Minha opinião pessoal, obviamente irrelevante, é a de que referido Ministro foi bastante influenciado pela identificação ideológica com o ex-ativista italiano. Presumo que se o foragido fosse um ex-extremista italiano de direita, condenado pela morte de alguns esquerdistas no país dele, o Ministro da Justiça negaria seu pedido. Mas isso não é supreendente. É dificílimo a qualquer homem — com ou sem toga — livrar-se de suas convicções políticas mais profundas. Se fosse realizada uma sondagem de opinião pública com uma primeira pergunta indagando se o entrevistado é, de modo geral, “de direita” ou “de esquerda” e, no fim do questionário fosse perguntado, meio de surpresa, se era a favor ou contra a extradição de Cesare Battisti, podem contar que haveria uma clara prova de que a opinião sobre a extradição coincidiria, quase sempre, com as tendências políticas do entrevistado.
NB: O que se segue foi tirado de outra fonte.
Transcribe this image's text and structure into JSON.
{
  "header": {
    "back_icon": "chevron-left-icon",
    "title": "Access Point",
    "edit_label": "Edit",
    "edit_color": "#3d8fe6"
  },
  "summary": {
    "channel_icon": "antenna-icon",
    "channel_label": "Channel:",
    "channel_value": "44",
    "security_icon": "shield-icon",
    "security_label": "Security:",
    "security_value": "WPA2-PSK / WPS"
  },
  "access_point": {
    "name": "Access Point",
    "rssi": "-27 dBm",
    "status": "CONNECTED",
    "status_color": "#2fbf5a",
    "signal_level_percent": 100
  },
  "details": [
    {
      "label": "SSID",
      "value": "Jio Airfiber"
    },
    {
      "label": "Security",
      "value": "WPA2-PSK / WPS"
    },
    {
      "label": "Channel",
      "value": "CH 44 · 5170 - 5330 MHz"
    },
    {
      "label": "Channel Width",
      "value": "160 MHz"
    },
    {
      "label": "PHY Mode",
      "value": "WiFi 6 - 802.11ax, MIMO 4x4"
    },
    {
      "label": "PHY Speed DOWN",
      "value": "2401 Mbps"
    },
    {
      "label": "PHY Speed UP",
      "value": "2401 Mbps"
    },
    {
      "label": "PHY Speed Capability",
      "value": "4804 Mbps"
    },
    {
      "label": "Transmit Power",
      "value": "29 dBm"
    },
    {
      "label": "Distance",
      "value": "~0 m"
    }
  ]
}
O Min. da Justiça não ficará desprestigiado com a extradição do italiano, assim como os Ministros do STF que foram minoritários no julgamento não ficaram “desprestigiados”. Tais discordâncias fazem parte de toda decisão humana, pública ou privada. O governo brasileiro, porém, ficará com péssima imagem no cenário jurídico internacional se descumprir um tratado internacional e a própria legislação interna, movido por simpatias pessoais de esquerda ou de direita. E não haverá “sal” que cure tão cedo essa ferida, apesar do entusiasmo do “Pré-Sal”. O Presidente Lula deverá, no caso, agir como estadista, e não como mero simpatizante de uma tendência política. Quase posso apostar nesse sentido, mera intuição, favorável ao presidente.
Se, comparativamente, especulando-se, um brasileiro matasse, por vingança, alguns ministros de estado brasileiros, ou um parente do nosso presidente, e voasse para a Itália, pedindo lá a condição de refugiado político, e o governo italiano concedesse esse status ao brasileiro — violando a legislação italiana e um tratado com o Brasil —, qual seria a reação do governo brasileiro?
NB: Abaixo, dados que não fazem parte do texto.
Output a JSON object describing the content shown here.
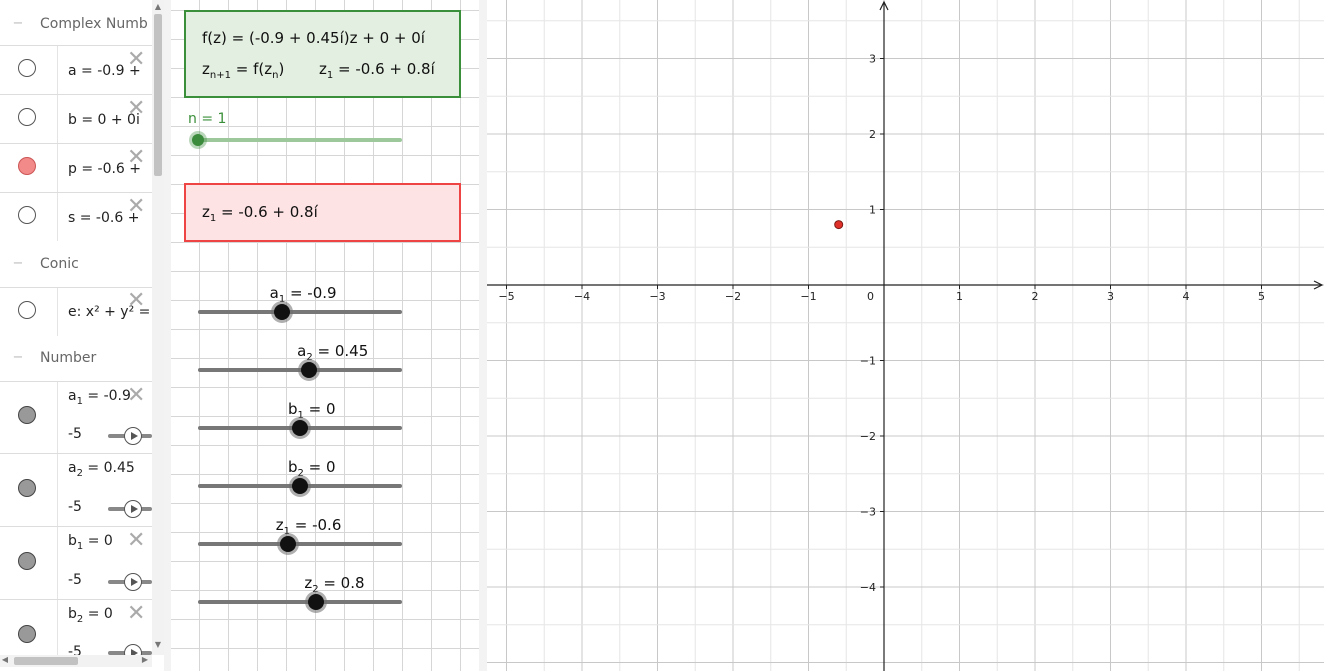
{
  "algebra": {
    "groups": [
      {
        "label": "Complex Numb"
      },
      {
        "label": "Conic"
      },
      {
        "label": "Number"
      }
    ],
    "complex_items": [
      {
        "expr": "a = -0.9 +"
      },
      {
        "expr": "b = 0 + 0i"
      },
      {
        "expr": "p = -0.6 +"
      },
      {
        "expr": "s = -0.6 +"
      }
    ],
    "conic_item": {
      "expr": "e: x² + y² ="
    },
    "number_items": [
      {
        "name": "a",
        "sub": "1",
        "value": " = -0.9",
        "min": "-5"
      },
      {
        "name": "a",
        "sub": "2",
        "value": " = 0.45",
        "min": "-5"
      },
      {
        "name": "b",
        "sub": "1",
        "value": " = 0",
        "min": "-5"
      },
      {
        "name": "b",
        "sub": "2",
        "value": " = 0",
        "min": "-5"
      }
    ],
    "toggle_glyph": "−"
  },
  "panel2": {
    "func_line": "f(z) = (-0.9 + 0.45í)z + 0 + 0í",
    "rec_z": "z",
    "rec_sub": "n+1",
    "rec_mid": " = f(z",
    "rec_sub2": "n",
    "rec_end": ")",
    "rec_z1": "z",
    "rec_z1_sub": "1",
    "rec_z1_val": " = -0.6 + 0.8í",
    "n_label": "n = 1",
    "red_z": "z",
    "red_sub": "1",
    "red_val": " = -0.6 + 0.8í",
    "sliders": [
      {
        "name": "a",
        "sub": "1",
        "value": " = -0.9",
        "level": 0.41
      },
      {
        "name": "a",
        "sub": "2",
        "value": " = 0.45",
        "level": 0.545
      },
      {
        "name": "b",
        "sub": "1",
        "value": " = 0",
        "level": 0.5
      },
      {
        "name": "b",
        "sub": "2",
        "value": " = 0",
        "level": 0.5
      },
      {
        "name": "z",
        "sub": "1",
        "value": " = -0.6",
        "level": 0.44
      },
      {
        "name": "z",
        "sub": "2",
        "value": " = 0.8",
        "level": 0.58
      }
    ],
    "n_level": 0.0
  },
  "graph": {
    "x_ticks": [
      "−5",
      "−4",
      "−3",
      "−2",
      "−1",
      "0",
      "1",
      "2",
      "3",
      "4",
      "5"
    ],
    "y_ticks": [
      "3",
      "2",
      "1",
      "−1",
      "−2",
      "−3",
      "−4"
    ],
    "point": {
      "x": -0.6,
      "y": 0.8
    },
    "point_color": "#e0302a"
  },
  "colors": {
    "green_border": "#3a8f3a",
    "red_border": "#ee4444"
  }
}
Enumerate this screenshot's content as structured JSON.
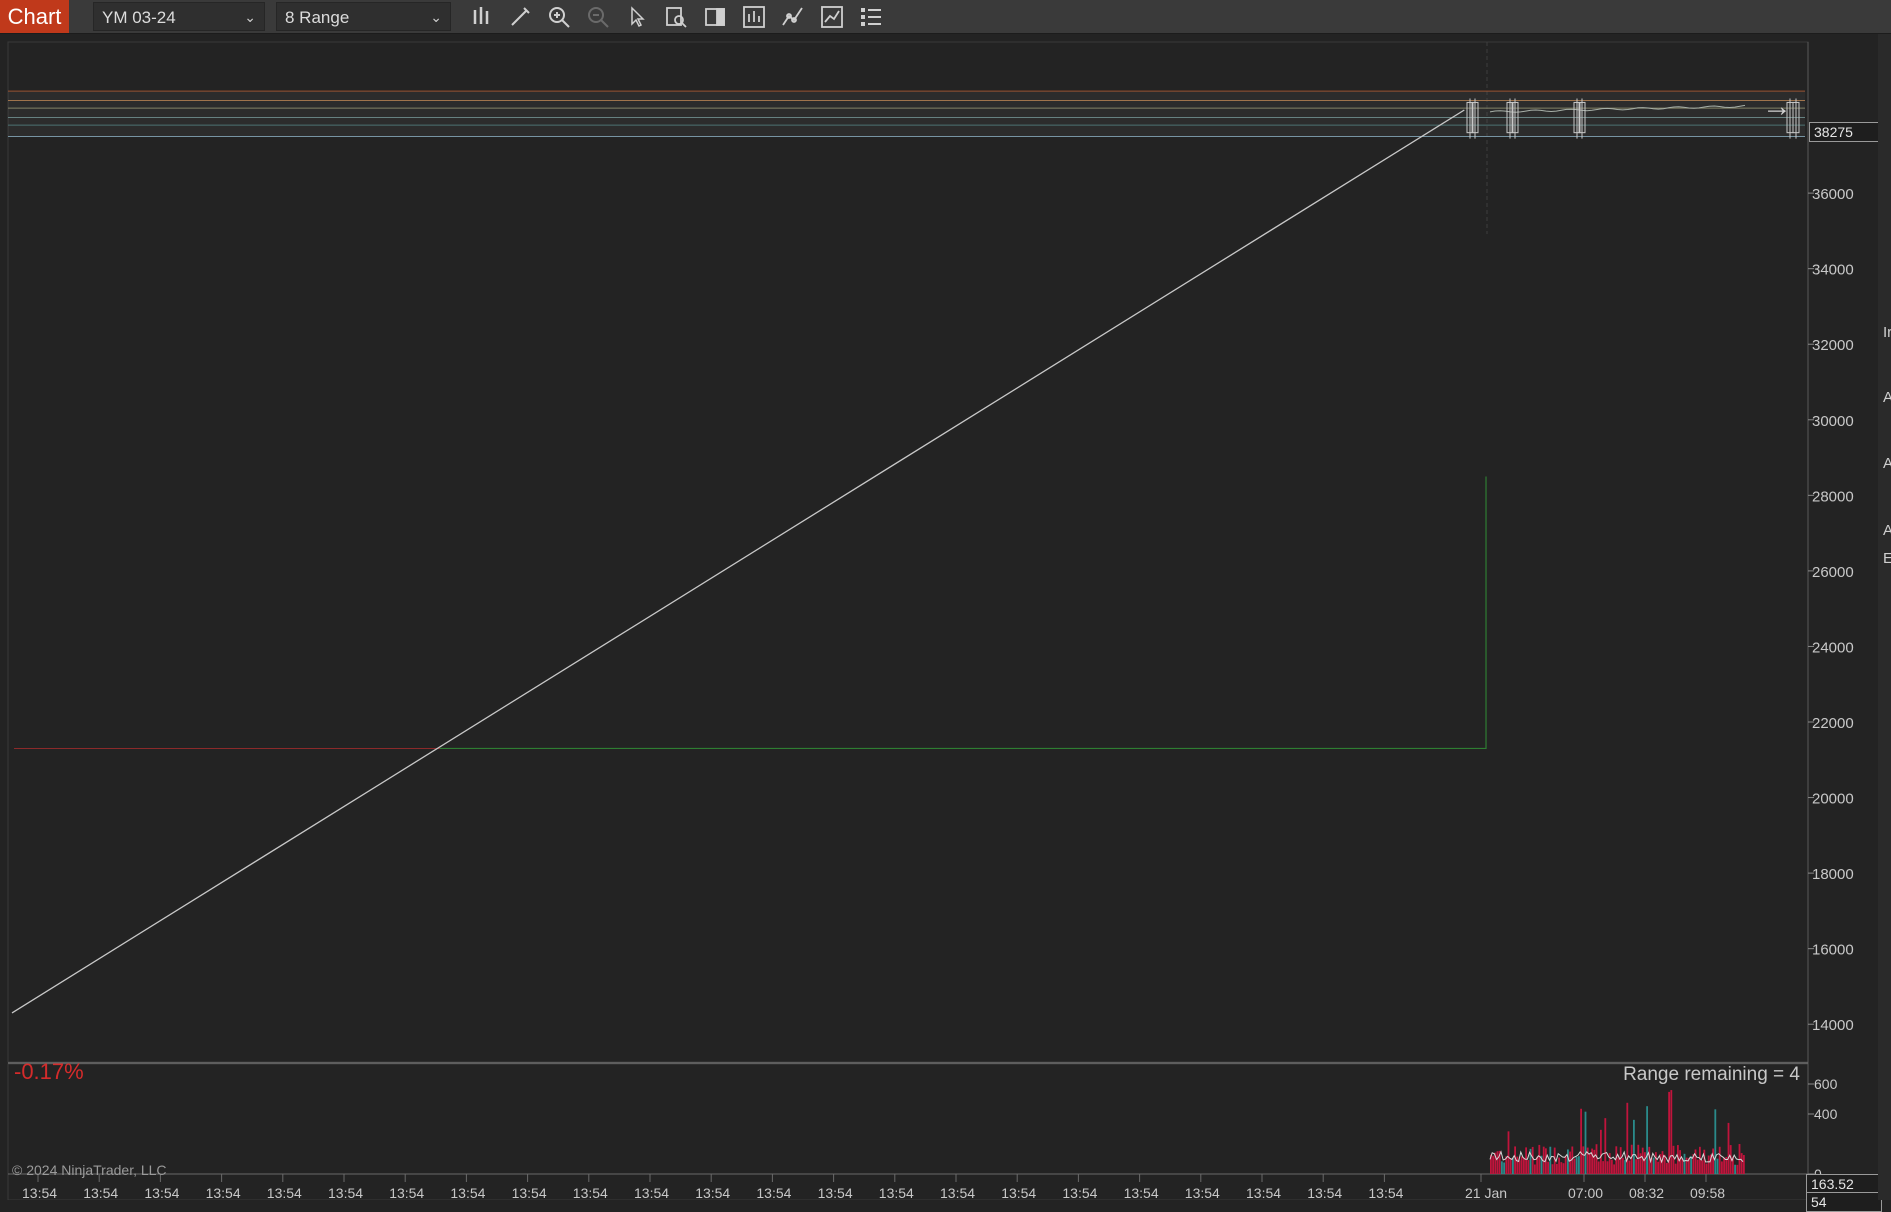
{
  "toolbar": {
    "chart_tab": "Chart",
    "instrument": "YM 03-24",
    "bar_type": "8 Range",
    "icons": [
      "bars-type-icon",
      "draw-pencil-icon",
      "zoom-in-icon",
      "zoom-out-icon",
      "pointer-icon",
      "data-box-icon",
      "chart-trader-icon",
      "strategies-icon",
      "indicators-icon",
      "templates-icon",
      "properties-icon"
    ]
  },
  "chart": {
    "last_price_tag": "38275",
    "scroll_arrow": "→",
    "percent_change": "-0.17%",
    "range_remaining": "Range remaining = 4",
    "copyright": "© 2024 NinjaTrader, LLC",
    "volume_tag_1": "163.52",
    "volume_tag_2": "54",
    "colors": {
      "background": "#232323",
      "down": "#d42b2b",
      "up": "#2e7d32",
      "volume_red": "#c0143c",
      "volume_teal": "#2a8b8b"
    }
  },
  "chart_data": {
    "type": "line",
    "price_axis": {
      "ticks": [
        14000,
        16000,
        18000,
        20000,
        22000,
        24000,
        26000,
        28000,
        30000,
        32000,
        34000,
        36000
      ],
      "range": [
        13000,
        40000
      ]
    },
    "volume_axis": {
      "ticks": [
        0,
        400,
        600
      ],
      "range": [
        0,
        720
      ]
    },
    "time_ticks": [
      "13:54",
      "13:54",
      "13:54",
      "13:54",
      "13:54",
      "13:54",
      "13:54",
      "13:54",
      "13:54",
      "13:54",
      "13:54",
      "13:54",
      "13:54",
      "13:54",
      "13:54",
      "13:54",
      "13:54",
      "13:54",
      "13:54",
      "13:54",
      "13:54",
      "13:54",
      "13:54",
      "21 Jan",
      "07:00",
      "08:32",
      "09:58"
    ],
    "series": [
      {
        "x": [
          0,
          0.81
        ],
        "y": [
          14300,
          38200
        ]
      }
    ],
    "reference_lines": [
      21300,
      38700,
      38450,
      38250,
      38000,
      37800,
      37500
    ]
  },
  "right_panel": {
    "letters": [
      "Ir",
      "A",
      "A",
      "A",
      "E"
    ]
  }
}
Li, em jornal, que o Presidente poderia sair pela tangente, “anistiando” o foragido. A decisão seria anômala porque só pode anistiar um réu o país que o condenou, no caso a Itália. Alegar medo de que o extraditado será assassinado também será visto como desculpa esfarrapada pela comunidade internacional. A Itália não é uma Uganda, ao tempo Idi Amin Dada; nem um Iraque, ao tempo de Saddam Hussein. E certamente não faltarão advogados e grupos políticos de esquerda, na Itália, que estudarão meios legais de melhorar a sorte de Cesare Battisti. Penalistas italianos “brigarão” para pegar um caso que promoveria qualquer profissional. Se a Itália, recebido o foragido, torturasse essa figura hoje tão conhecida internacionalmente, seria a desmoralização daquele país. Só faltava essa para enterrar, politicamente, o Primeiro-Ministro italiano, um homem polêmico mas certamente não burro.
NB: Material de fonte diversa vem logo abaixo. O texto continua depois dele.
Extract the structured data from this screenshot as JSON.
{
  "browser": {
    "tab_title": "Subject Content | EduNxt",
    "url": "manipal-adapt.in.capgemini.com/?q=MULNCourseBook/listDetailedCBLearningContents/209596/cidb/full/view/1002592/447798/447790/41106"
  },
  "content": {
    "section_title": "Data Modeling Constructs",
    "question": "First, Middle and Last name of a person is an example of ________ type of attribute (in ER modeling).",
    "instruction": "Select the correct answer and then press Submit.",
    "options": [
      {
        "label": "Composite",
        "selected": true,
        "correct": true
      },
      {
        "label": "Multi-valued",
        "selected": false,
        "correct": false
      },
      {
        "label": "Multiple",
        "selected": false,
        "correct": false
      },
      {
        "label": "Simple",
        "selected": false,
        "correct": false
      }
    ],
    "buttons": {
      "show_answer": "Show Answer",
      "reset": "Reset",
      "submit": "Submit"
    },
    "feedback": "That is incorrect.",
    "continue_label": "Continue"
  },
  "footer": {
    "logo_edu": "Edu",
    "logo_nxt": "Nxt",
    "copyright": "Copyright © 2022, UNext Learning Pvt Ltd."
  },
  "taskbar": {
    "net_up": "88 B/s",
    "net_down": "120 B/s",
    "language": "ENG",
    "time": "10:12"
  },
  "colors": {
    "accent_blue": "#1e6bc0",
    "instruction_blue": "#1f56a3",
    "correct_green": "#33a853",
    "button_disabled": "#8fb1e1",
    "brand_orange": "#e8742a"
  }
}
Tentaram, voluntária ou involuntariamente, colocar nas mãos do presidente brasileiro, uma bomba de difícil manuseio. Mas, com um pouco de reflexão, S. Exa. perceberá que, simpatias à parte, o melhor para a reputação, sua e do país, é agir como estadista pelo menos “normal” e seguir as normas internacionais e locais. Quem sabe, extraditado, Battisti conseguirá, no seu próprio país — com novo governo, mais de esquerda —, melhorar sua situação jurídica via anistia ou conseguindo um novo julgamento. Há um velho ditado de que Lula precisa se lembrar: “Devemos ajudar o próximo a retirar dos ombros o pesado fardo, mas não é necessário colocá-lo nas próprias costas”.